* auteur de plusieurs ouvrages, dont « La laïcité falsifiée » (La Découverte, 2012) et « Laïcités sans frontières », avec Micheline Milot (Seuil, 2011).

Comment peut-on définir la morale laïque ?

L’expression de « morale laïque » a d’abord été employée sous Jules Ferry. A partir de 1882, le cours de religion et de morale religieuse est remplacé par un cours de morale laïque. Cet enseignement vise deux objectifs. Tout d’abord de socialiser les enfants et adolescents à la morale élémentaire dans une société. Le deuxième objectif était d’établir un équilibre entre les droits et les devoirs dans une société démocratique. On retrouve dans des manuels de l’époque une formule intéressante : « les droits de l’un sont les devoirs de l’autre et réciproquement ».

Parler aujourd’hui du concept de « morale laïque », c’est se situer dans cette filiation. Il faut toutefois actualiser le contenu de cette morale et adapter son enseignement.

 

En quoi la morale laïque peut-elle s’inscrire dans l’école actuelle ?

La morale laïque porte selon moi des valeurs de tolérance, de pluralisme et de réflexion. L’enseignement de la morale laïque doit être l’occasion de poser des questions éthiques. Ce n’est pas une morale complète, mais ce que j’appelle une « morale trouée », car elle laisse de la place pour les convictions de chacun. C’est une morale du lien social dans une société démocratique. A l’appui d’exemples concrets et du quotidien (actualité, séries TV, etc.), elle pourra porter par exemple sur une réflexion sur une l’appareil judiciaire, l’obéissance légitime et la désobéissance civique, ou encore le pluralisme dans la société.

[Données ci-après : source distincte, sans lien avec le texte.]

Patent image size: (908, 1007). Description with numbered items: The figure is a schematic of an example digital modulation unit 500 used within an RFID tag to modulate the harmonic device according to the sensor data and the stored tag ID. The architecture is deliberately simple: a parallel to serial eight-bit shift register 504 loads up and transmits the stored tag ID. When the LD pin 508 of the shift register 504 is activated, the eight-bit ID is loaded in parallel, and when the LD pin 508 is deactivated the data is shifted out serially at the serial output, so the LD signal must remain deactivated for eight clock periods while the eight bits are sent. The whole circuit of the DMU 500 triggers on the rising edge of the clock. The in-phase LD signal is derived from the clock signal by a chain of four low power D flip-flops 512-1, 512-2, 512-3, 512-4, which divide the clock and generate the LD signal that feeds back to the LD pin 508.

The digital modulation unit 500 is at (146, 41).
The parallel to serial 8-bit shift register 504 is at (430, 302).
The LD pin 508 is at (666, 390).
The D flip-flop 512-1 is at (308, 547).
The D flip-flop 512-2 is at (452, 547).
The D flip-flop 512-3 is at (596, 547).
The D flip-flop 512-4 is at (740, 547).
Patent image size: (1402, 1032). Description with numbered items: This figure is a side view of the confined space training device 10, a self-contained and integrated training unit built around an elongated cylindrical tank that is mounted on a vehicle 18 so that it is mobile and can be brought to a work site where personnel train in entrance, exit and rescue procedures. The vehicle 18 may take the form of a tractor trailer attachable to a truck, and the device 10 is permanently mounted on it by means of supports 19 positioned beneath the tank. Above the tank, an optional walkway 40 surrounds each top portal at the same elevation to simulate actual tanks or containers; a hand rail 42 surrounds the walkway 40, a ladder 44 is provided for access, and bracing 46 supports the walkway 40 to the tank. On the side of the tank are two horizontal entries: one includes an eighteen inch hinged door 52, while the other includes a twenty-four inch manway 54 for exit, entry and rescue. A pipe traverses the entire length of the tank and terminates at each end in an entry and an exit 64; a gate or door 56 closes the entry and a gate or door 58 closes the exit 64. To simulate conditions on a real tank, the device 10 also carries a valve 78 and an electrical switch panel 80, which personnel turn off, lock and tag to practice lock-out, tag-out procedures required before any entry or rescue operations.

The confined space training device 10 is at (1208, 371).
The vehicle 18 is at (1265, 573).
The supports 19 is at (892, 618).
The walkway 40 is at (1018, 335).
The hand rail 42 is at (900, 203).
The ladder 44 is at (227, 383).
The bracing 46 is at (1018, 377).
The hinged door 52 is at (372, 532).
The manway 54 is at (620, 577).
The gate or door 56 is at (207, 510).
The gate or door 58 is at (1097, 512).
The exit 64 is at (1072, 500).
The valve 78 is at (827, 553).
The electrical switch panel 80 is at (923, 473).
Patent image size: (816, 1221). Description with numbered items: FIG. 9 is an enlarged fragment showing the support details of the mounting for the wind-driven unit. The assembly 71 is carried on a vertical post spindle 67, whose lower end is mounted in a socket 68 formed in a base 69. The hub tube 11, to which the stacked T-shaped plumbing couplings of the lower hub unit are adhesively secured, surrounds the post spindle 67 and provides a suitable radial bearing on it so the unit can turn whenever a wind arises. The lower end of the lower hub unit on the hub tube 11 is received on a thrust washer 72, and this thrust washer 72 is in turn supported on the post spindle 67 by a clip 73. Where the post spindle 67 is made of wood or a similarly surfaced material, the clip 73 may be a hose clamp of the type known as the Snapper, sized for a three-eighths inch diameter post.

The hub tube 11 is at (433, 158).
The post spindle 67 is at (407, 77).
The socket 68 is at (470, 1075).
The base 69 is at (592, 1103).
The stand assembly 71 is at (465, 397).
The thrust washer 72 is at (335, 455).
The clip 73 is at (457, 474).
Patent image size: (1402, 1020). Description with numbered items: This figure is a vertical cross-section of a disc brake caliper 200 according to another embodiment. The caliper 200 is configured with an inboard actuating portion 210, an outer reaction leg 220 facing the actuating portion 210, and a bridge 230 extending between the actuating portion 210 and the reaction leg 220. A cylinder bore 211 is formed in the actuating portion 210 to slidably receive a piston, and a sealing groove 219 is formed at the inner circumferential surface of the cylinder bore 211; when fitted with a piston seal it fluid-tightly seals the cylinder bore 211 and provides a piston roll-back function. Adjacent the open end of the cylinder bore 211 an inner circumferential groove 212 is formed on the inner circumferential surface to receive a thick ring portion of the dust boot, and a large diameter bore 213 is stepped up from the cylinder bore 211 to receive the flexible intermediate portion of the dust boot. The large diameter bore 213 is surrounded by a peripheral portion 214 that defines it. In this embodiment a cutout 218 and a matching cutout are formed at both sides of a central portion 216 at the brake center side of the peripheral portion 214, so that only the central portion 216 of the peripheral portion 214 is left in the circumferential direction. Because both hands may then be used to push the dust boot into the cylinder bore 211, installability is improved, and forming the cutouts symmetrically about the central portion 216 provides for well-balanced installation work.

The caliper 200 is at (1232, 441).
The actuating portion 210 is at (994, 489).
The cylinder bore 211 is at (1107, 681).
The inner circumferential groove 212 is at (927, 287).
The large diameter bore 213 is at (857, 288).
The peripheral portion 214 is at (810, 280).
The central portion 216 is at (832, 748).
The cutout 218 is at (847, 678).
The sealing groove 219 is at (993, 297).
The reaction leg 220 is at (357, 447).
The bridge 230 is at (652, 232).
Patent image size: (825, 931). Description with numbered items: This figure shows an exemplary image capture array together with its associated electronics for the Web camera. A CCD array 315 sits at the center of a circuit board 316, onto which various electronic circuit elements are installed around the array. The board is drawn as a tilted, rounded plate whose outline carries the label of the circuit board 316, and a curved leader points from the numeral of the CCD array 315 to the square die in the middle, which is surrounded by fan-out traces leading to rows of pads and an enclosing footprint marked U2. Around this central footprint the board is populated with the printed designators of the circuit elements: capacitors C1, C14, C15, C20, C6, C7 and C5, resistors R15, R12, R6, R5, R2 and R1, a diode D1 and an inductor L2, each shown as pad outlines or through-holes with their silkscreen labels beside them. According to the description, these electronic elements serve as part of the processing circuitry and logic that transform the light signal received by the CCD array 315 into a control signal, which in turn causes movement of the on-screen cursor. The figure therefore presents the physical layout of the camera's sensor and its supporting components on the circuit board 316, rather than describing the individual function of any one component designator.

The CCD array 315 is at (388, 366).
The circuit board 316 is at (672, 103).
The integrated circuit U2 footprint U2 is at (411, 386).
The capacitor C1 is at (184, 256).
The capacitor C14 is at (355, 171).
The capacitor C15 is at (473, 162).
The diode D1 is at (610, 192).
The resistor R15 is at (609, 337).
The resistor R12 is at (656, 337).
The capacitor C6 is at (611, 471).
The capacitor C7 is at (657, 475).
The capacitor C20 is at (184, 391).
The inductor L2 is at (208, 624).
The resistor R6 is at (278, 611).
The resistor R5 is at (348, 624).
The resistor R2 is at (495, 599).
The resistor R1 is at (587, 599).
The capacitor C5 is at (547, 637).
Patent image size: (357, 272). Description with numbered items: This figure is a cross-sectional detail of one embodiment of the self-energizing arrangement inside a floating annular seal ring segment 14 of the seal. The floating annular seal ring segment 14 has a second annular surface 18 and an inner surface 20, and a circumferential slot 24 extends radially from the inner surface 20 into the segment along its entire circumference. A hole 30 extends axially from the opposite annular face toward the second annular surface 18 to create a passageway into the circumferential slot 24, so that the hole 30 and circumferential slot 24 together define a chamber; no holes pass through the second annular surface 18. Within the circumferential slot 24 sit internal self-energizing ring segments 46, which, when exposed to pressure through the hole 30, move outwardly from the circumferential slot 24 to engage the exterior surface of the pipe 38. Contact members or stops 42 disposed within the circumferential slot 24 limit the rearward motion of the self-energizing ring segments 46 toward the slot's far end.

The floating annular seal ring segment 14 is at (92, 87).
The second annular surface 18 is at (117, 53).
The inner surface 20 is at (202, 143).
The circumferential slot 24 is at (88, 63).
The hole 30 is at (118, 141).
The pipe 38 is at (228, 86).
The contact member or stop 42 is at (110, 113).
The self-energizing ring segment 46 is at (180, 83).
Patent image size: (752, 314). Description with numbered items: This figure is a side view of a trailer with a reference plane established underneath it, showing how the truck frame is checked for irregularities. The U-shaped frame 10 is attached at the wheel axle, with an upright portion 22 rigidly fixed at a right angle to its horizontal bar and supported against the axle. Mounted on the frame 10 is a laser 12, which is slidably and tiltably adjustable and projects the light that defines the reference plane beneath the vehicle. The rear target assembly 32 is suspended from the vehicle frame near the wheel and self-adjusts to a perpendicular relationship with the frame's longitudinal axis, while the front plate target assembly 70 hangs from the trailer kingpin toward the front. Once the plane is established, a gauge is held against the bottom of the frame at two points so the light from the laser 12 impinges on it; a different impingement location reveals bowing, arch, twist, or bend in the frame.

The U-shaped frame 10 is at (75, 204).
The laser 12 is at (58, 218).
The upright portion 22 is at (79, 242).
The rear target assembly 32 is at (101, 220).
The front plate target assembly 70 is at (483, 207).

Dans la société, existent en effet diverses familles de pensée qui défendent des systèmes de valeurs différents. L’école peut justement faire réfléchir à toutes ces valeurs. La morale laïque laisse de la place pour des valeurs religieuses. Elle exclut toutefois, selon moi, le fait qu’un groupe, par exemple religieux, puisse imposer ses propres valeurs à l’ensemble de la société.

 

Quels sont les enjeux de la mission mise en place par le ministre de l’éducation ?

Cette mission peut aboutir à une réflexion sur les relations entre l’école et la société. Je pense qu’elle devrait en amont faire une enquête, un état des lieux, au niveau des parents d’élève et de tous les personnels de l’éducation, des concierges au proviseur. Tous ces acteurs ont des préoccupations quant à cette morale laïque et font des expérimentations.

Dans son enseignement, la morale laïque devrait laisser une part importante au débat et s’appuyer sur la vie quotidienne. Elle sera ainsi progressive dans son contenu et son enseignement.